Une démocratisation d’autant plus facile que « la population européenne voyage surtout pendant les vacances », rappelle la médecin. Car ne l’oublions pas, le tout premier projet de pass sanitaire était bel et bien uniformisé à l’échelle européenne, afin d’éviter restrictions de voyages et quarantaines au sein des 27. « Il y a eu d’abord des initiatives et des compétences de l’Union européenne en termes d’unité sanitaire, pour essayer d’harmoniser les différentes restrictions entre les frontières », rappelle ainsi Guillaume Fontanieu, spécialiste du droit de la santé.

Après cette idée de pass sanitaire européen, des pays se sont donc approprié l’outil pour créer des versions nationales qui tendent de plus en plus à se réharmoniser à l’échelle européenne… « Mais il est bien difficile de savoir s’il s’agit d’inspirations législatives des uns ou des autres, et encore plus de savoir qui a inspiré qui, ou si c’est une suite d’idées similaires tombant au même moment, et qui aurait eu lieu même sans les autres pays », pointe l’expert. D’autant plus que comme l’a dit Hélène Rossinot, le pass sanitaire – et avant lui le confinement – s’imposait logiquement. Plus qu’un effet de mode, il s’agira finalement d’une voie plutôt évidente – ou contrainte par les événements, au choix.
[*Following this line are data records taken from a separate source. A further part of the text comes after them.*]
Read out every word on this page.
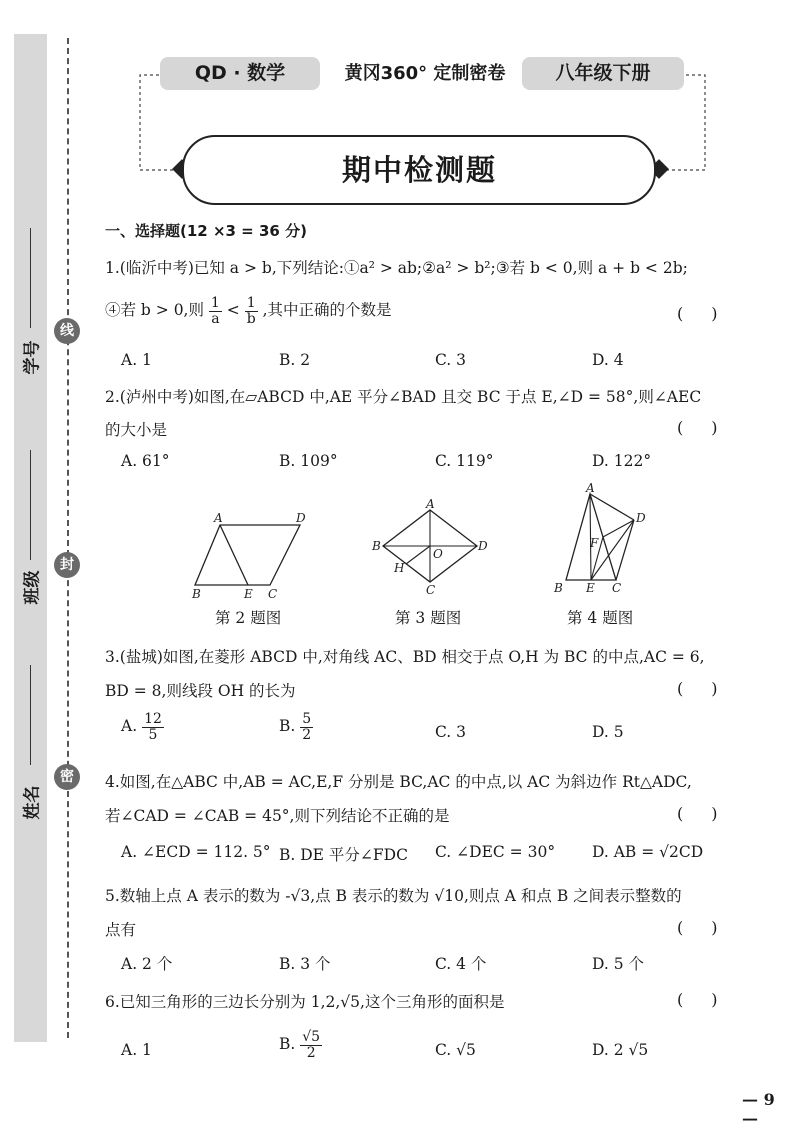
线
封
密
学号
班级
姓名
QD · 数学	黄冈360° 定制密卷	八年级下册
期中检测题
一、选择题(12 ×3 = 36 分)
1.(临沂中考)已知 a > b,下列结论:①a² > ab;②a² > b²;③若 b < 0,则 a + b < 2b;
④若 b > 0,则 $\frac{1}{a} < \frac{1}{b}$ ,其中正确的个数是	()
A. 1	B. 2	C. 3	D. 4
2.(泸州中考)如图,在▱ABCD 中,AE 平分∠BAD 且交 BC 于点 E,∠D = 58°,则∠AEC
的大小是	()
A. 61°	B. 109°	C. 119°	D. 122°
A	D
B	E C
A
B
O
D
H
C
A
D
F
B E C
第 2 题图	第 3 题图	第 4 题图
3.(盐城)如图,在菱形 ABCD 中,对角线 AC、BD 相交于点 O,H 为 BC 的中点,AC = 6,
BD = 8,则线段 OH 的长为	()
A. $\frac{12}{5}$	B. $\frac{5}{2}$	C. 3	D. 5
4.如图,在△ABC 中,AB = AC,E,F 分别是 BC,AC 的中点,以 AC 为斜边作 Rt△ADC,
若∠CAD = ∠CAB = 45°,则下列结论不正确的是	()
A. ∠ECD = 112. 5° B. DE 平分∠FDC C. ∠DEC = 30° D. AB = √2CD
5.数轴上点 A 表示的数为 -√3,点 B 表示的数为 √10,则点 A 和点 B 之间表示整数的
点有	()
A. 2 个	B. 3 个	C. 4 个	D. 5 个
6.已知三角形的三边长分别为 1,2,√5,这个三角形的面积是	()
A. 1	B. $\frac{√5}{2}$	C. √5	D. 2 √5
— 9 —
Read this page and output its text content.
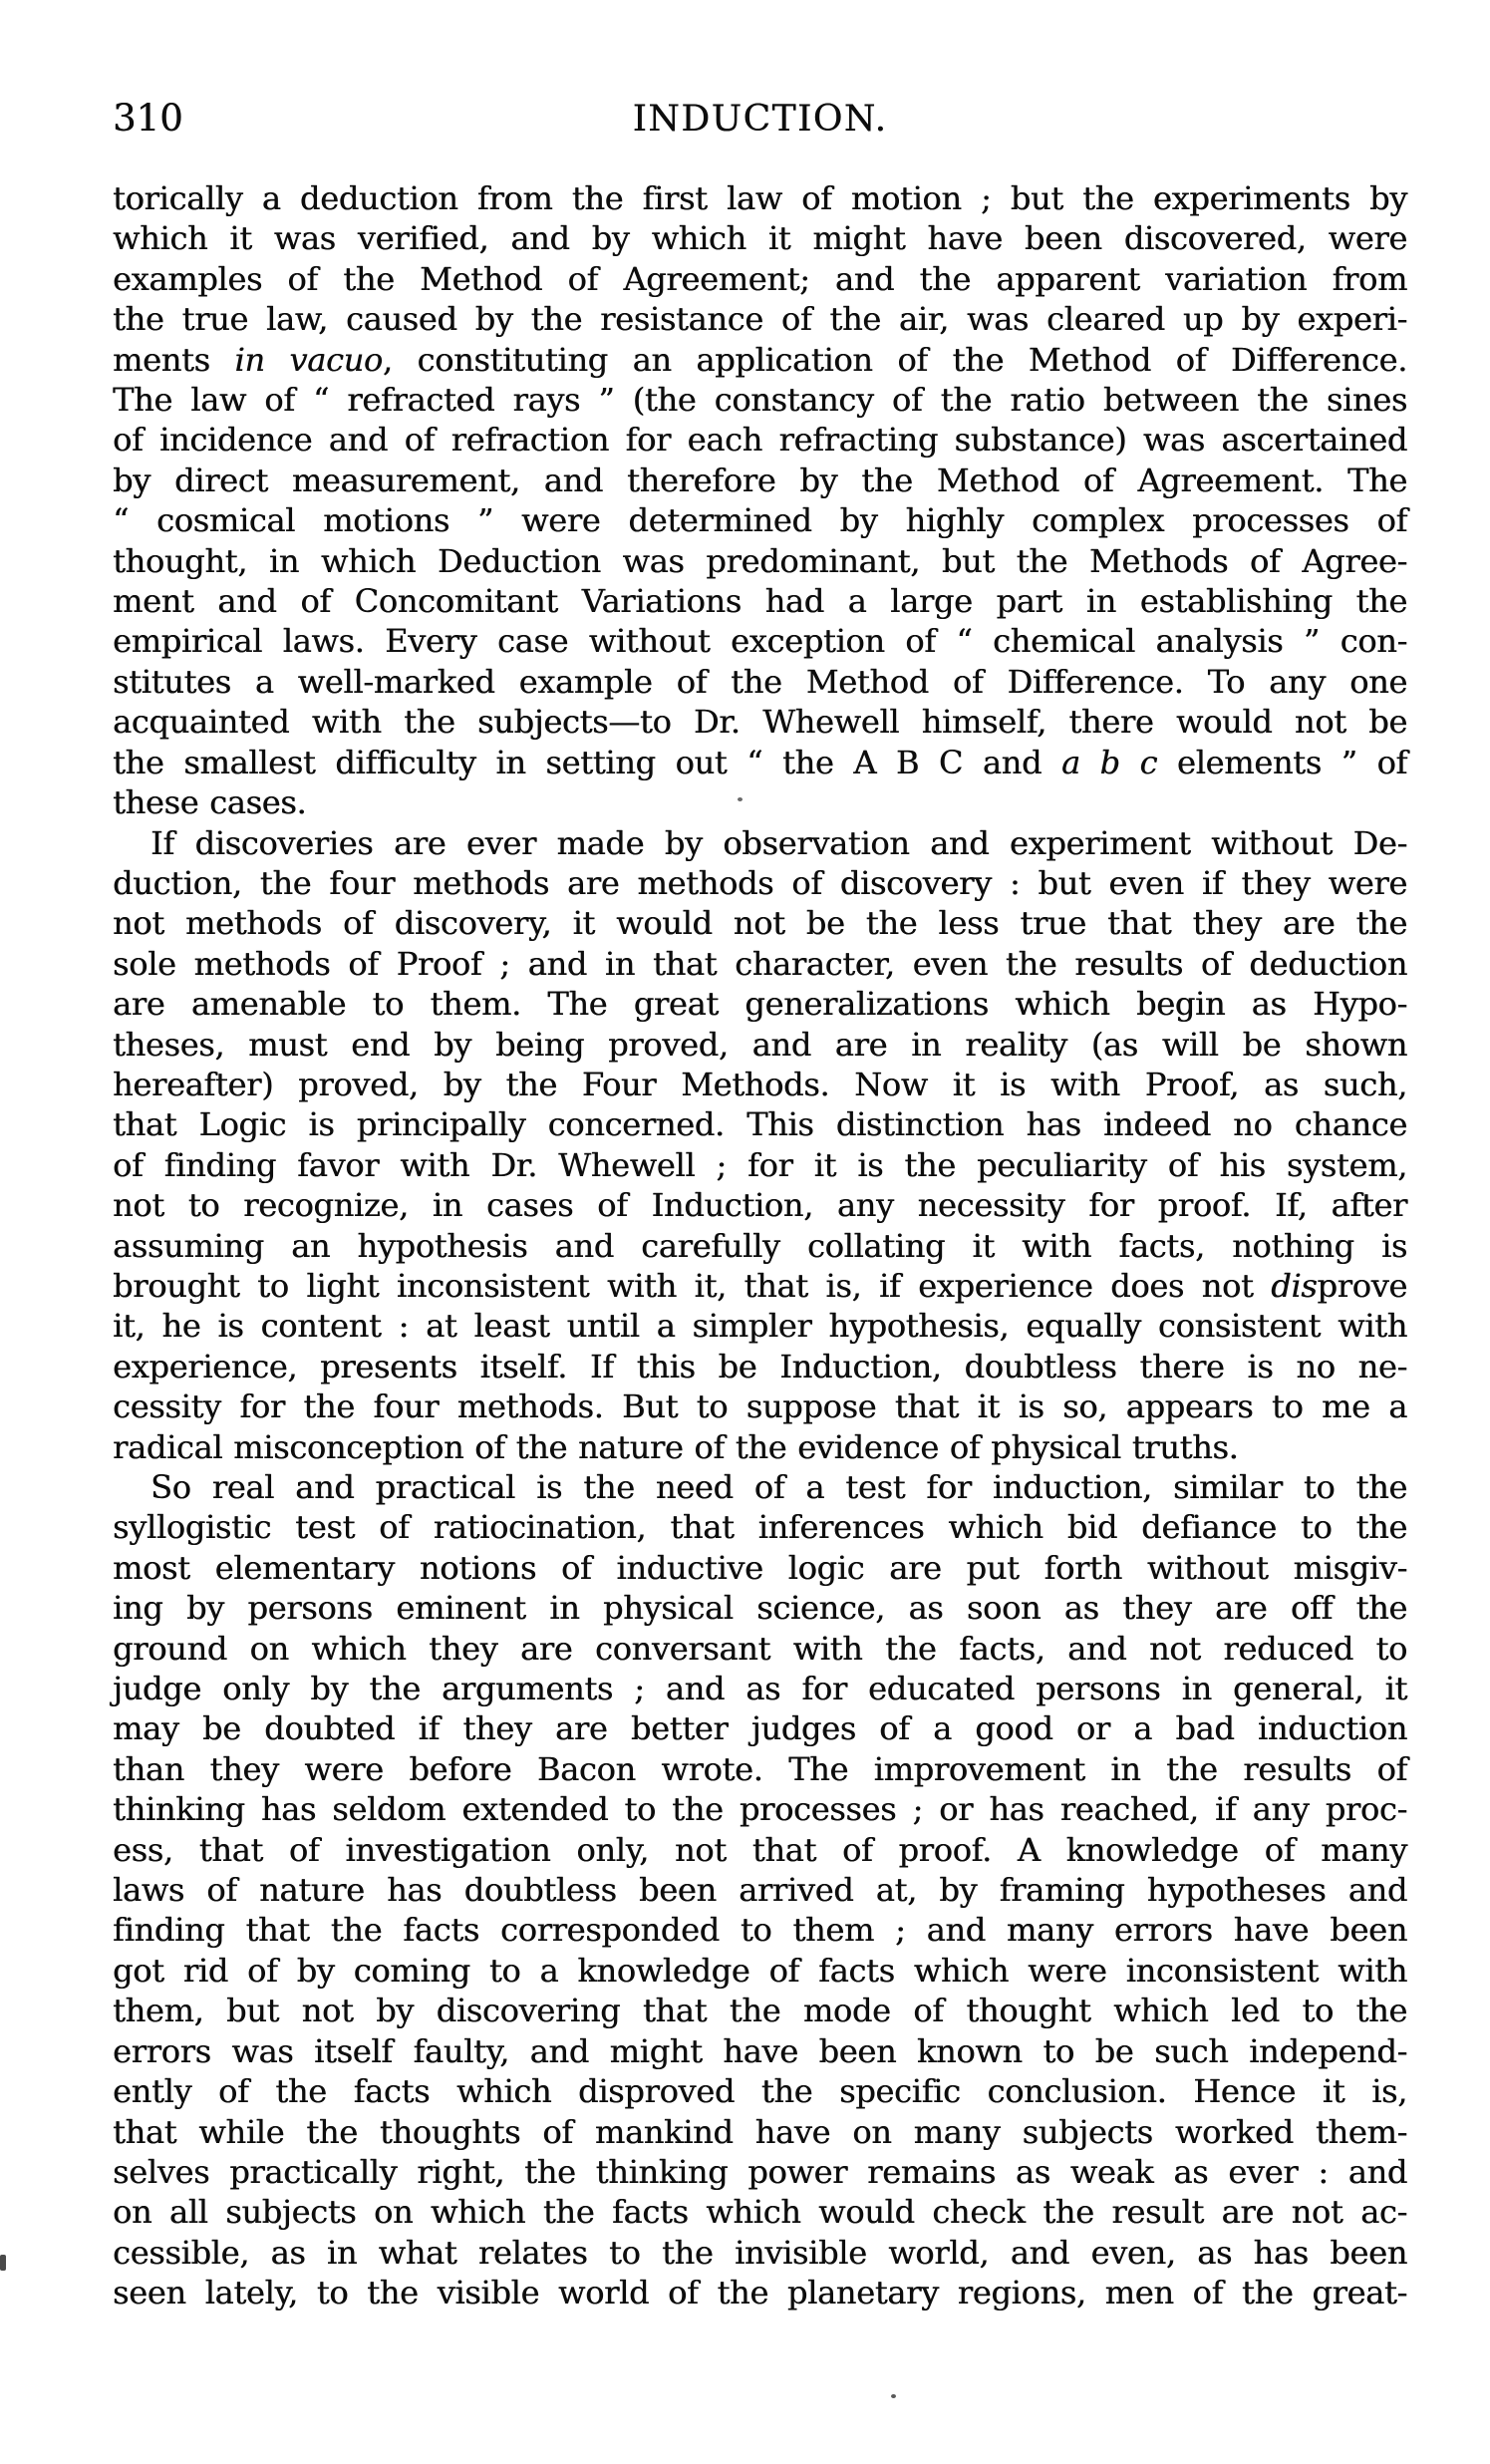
310	INDUCTION.
torically a deduction from the first law of motion ; but the experiments by
which it was verified, and by which it might have been discovered, were
examples of the Method of Agreement; and the apparent variation from
the true law, caused by the resistance of the air, was cleared up by experi-
ments in vacuo, constituting an application of the Method of Difference.
The law of “ refracted rays ” (the constancy of the ratio between the sines
of incidence and of refraction for each refracting substance) was ascertained
by direct measurement, and therefore by the Method of Agreement. The
“ cosmical motions ” were determined by highly complex processes of
thought, in which Deduction was predominant, but the Methods of Agree-
ment and of Concomitant Variations had a large part in establishing the
empirical laws. Every case without exception of “ chemical analysis ” con-
stitutes a well-marked example of the Method of Difference. To any one
acquainted with the subjects—to Dr. Whewell himself, there would not be
the smallest difficulty in setting out “ the A B C and a b c elements ” of
these cases.
If discoveries are ever made by observation and experiment without De-
duction, the four methods are methods of discovery : but even if they were
not methods of discovery, it would not be the less true that they are the
sole methods of Proof ; and in that character, even the results of deduction
are amenable to them. The great generalizations which begin as Hypo-
theses, must end by being proved, and are in reality (as will be shown
hereafter) proved, by the Four Methods. Now it is with Proof, as such,
that Logic is principally concerned. This distinction has indeed no chance
of finding favor with Dr. Whewell ; for it is the peculiarity of his system,
not to recognize, in cases of Induction, any necessity for proof. If, after
assuming an hypothesis and carefully collating it with facts, nothing is
brought to light inconsistent with it, that is, if experience does not disprove
it, he is content : at least until a simpler hypothesis, equally consistent with
experience, presents itself. If this be Induction, doubtless there is no ne-
cessity for the four methods. But to suppose that it is so, appears to me a
radical misconception of the nature of the evidence of physical truths.
So real and practical is the need of a test for induction, similar to the
syllogistic test of ratiocination, that inferences which bid defiance to the
most elementary notions of inductive logic are put forth without misgiv-
ing by persons eminent in physical science, as soon as they are off the
ground on which they are conversant with the facts, and not reduced to
judge only by the arguments ; and as for educated persons in general, it
may be doubted if they are better judges of a good or a bad induction
than they were before Bacon wrote. The improvement in the results of
thinking has seldom extended to the processes ; or has reached, if any proc-
ess, that of investigation only, not that of proof. A knowledge of many
laws of nature has doubtless been arrived at, by framing hypotheses and
finding that the facts corresponded to them ; and many errors have been
got rid of by coming to a knowledge of facts which were inconsistent with
them, but not by discovering that the mode of thought which led to the
errors was itself faulty, and might have been known to be such independ-
ently of the facts which disproved the specific conclusion. Hence it is,
that while the thoughts of mankind have on many subjects worked them-
selves practically right, the thinking power remains as weak as ever : and
on all subjects on which the facts which would check the result are not ac-
cessible, as in what relates to the invisible world, and even, as has been
seen lately, to the visible world of the planetary regions, men of the great-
Un pass vertueux mais limité

Le pass sanitaire présente la vertu, contrairement au confinement, d’avoir un effet bénéfique sur le long terme, en augmentant massivement la vaccination. Il suffit de voir le cas français, où les primo injections ont doublé la semaine de l’annonce d’Emmanuel Macron par rapport aux quatre précédentes. Or, les pays européens sont tous plus ou moins confrontés au phénomène de plafond de verre vaccinal – à savoir que la grande majorité des volontaires ont reçu leurs doses –, le pass sanitaire permet de booster de plusieurs précieux % le taux de vaccination de la population, une donnée utile pour contrer cette vague, mais également les potentielles suivantes, là où un confinement n’empêche que la vague en cours.

Reste que si la mesure devient de plus en plus populaire, elle est loin d’être parfaite. Fin de l’enthousiasme chez Hélène Rossinot : « Le test négatif de moins de 48 heures est un sacré trou dans la raquette, il ne dit rien du statut de la personne au moment ou elle est dans le lieu public. Et le manque de contrôle d’identité risque de rendre la mesure beaucoup plus facile à contourner ». Israël, pays pionnier en termes de vaccination contre le coronavirus, envisage ce vendredi d’interdire certains lieux publics aux non-vaccinés, même avec des tests négatifs. Un pas que franchira peut-être à son tour un jour l’Union européenne. D’une même voix, ou chacun à sa façon, au rythme des tendances.